Thursday 20 May 2010

LIAR LIAR PANTS ON FIRE


According to a recent study done in England, men lie more often and women lie better. Apparently, men lie about 3 times a day and the most common lie is to do with how much they’ve had to drink. The funniest part about this is that when one is sober in the face of someone who has been drinking, watching them lie about it as the fumes seep from their skin like a deadly vapor, is truly amusing. “Really, you haven’t been drinking? So the fact that you smell like an old stale beer keg is simply a new cologne you’re trying out?”

Women apparently lie twice a day on average – how they worked this is out is beyond me as couldn't the test subjects be, I don't know...lying?!  – and it’s most often to do with our feelings when asked how we are? Apparently, the ‘I’m fine,’ response has been exposed (was any man still buying this??). In my house I circumvented the whole thing altogether; I figured I’d save us both the time and never say I was fine if I wasn’t. Plus you can tell I’m clearly not fine as apparently I make all sorts of facial expressions that are a dead giveaway: the locked jaw, the stern pinched narrowed eye ‘I’m going to scream in about two seconds look,’ you know the one ladies. I also have a ton of Lebanese blood running through me, which makes me anything but the docile type.

My partner, thank goodness is the worst liar in the world. He simply cannot do it. His eyes get all wide and dumbstruck and his lips start curling into a smile before he can even utter a word, which usually escapes in a nervous stammer. Trust me, I applaud this quality in him. Plus we’ve figured out that in our house we apparently have a ghost that does most things neither of us wants to cop to. Hence, no lying; the ghost did it – and this is clearly one busy ghost (um, ghost, if you think about touching my laptop after eating a big greasy pizza, please wash your hands first!)

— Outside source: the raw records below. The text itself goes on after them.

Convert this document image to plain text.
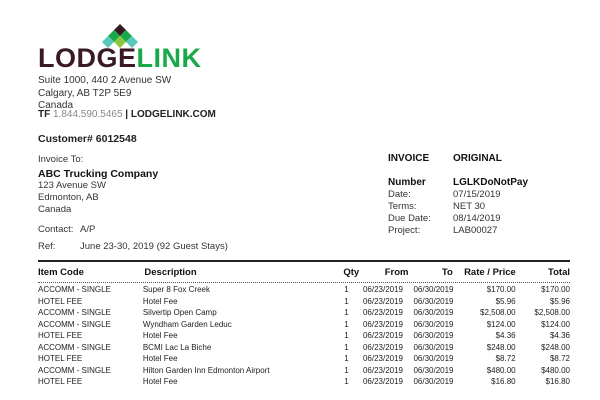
LODGELINK
Suite 1000, 440 2 Avenue SW
Calgary, AB T2P 5E9
Canada
TF 1.844.590.5465 | LODGELINK.COM
Customer# 6012548
Invoice To:
ABC Trucking Company
123 Avenue SW
Edmonton, AB
Canada
Contact: A/P
Ref:	June 23-30, 2019 (92 Guest Stays)
INVOICE	ORIGINAL
Number	LGLKDoNotPay
Date:	07/15/2019
Terms:	NET 30
Due Date:	08/14/2019
Project:	LAB00027
Item Code	Description	Qty	From	To	Rate / Price	Total
ACCOMM - SINGLE	Super 8 Fox Creek	1	06/23/2019	06/30/2019	$170.00	$170.00
HOTEL FEE	Hotel Fee	1	06/23/2019	06/30/2019	$5.96	$5.96
ACCOMM - SINGLE	Silvertip Open Camp	1	06/23/2019	06/30/2019	$2,508.00	$2,508.00
ACCOMM - SINGLE	Wyndham Garden Leduc	1	06/23/2019	06/30/2019	$124.00	$124.00
HOTEL FEE	Hotel Fee	1	06/23/2019	06/30/2019	$4.36	$4.36
ACCOMM - SINGLE	BCMI Lac La Biche	1	06/23/2019	06/30/2019	$248.00	$248.00
HOTEL FEE	Hotel Fee	1	06/23/2019	06/30/2019	$8.72	$8.72
ACCOMM - SINGLE	Hilton Garden Inn Edmonton Airport	1	06/23/2019	06/30/2019	$480.00	$480.00
HOTEL FEE	Hotel Fee	1	06/23/2019	06/30/2019	$16.80	$16.80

The other result that was uncovered by this survey was that women lie better. Well I could’ve told you that. In my opinion I think we do most things better, but that’s for another time. I think it scares my partner how good I am at lying – and before anyone starts to thinking I’m this horrible untruthful person, I personally try to avoid lying at all costs unless completely necessary – (i.e. when my partner asks me if he’s lost weight, I of course always answer yes. It’s just the nice thing to do). I think our lying aptitude has something to do with the amount of empathy we women have – don’t you love how I’m trying to spin this into a positive! As we can step into anyone’s shoes and truly feel how they’re feeling, it seems to be pretty easy for us to tell a really good story that in our imagination has all sorts of merit. Then again, maybe we’re just better at it cause we’re smarter and know how to work a situation to our advantage. There is that argument. But this same study says we feel more guilt about lying than men, so we’re not so bad after all.

Men apparently can toss out a lie and feel pretty much nothing. Obviously it depends on the man, as we’ve seen so many times in the press. Some can throw out an egregious lie and kiss their children hello all in the same breath. Shame on you! And others thankfully have morals and a conscience, and don’t make lying a full time profession. I suggest sticking with those types. Then again, how is one to know? Apparently my ass does not look fat in anything I wear and I always look beautiful in the morning. My partner is obviously better at this lying stuff than I give him credit for.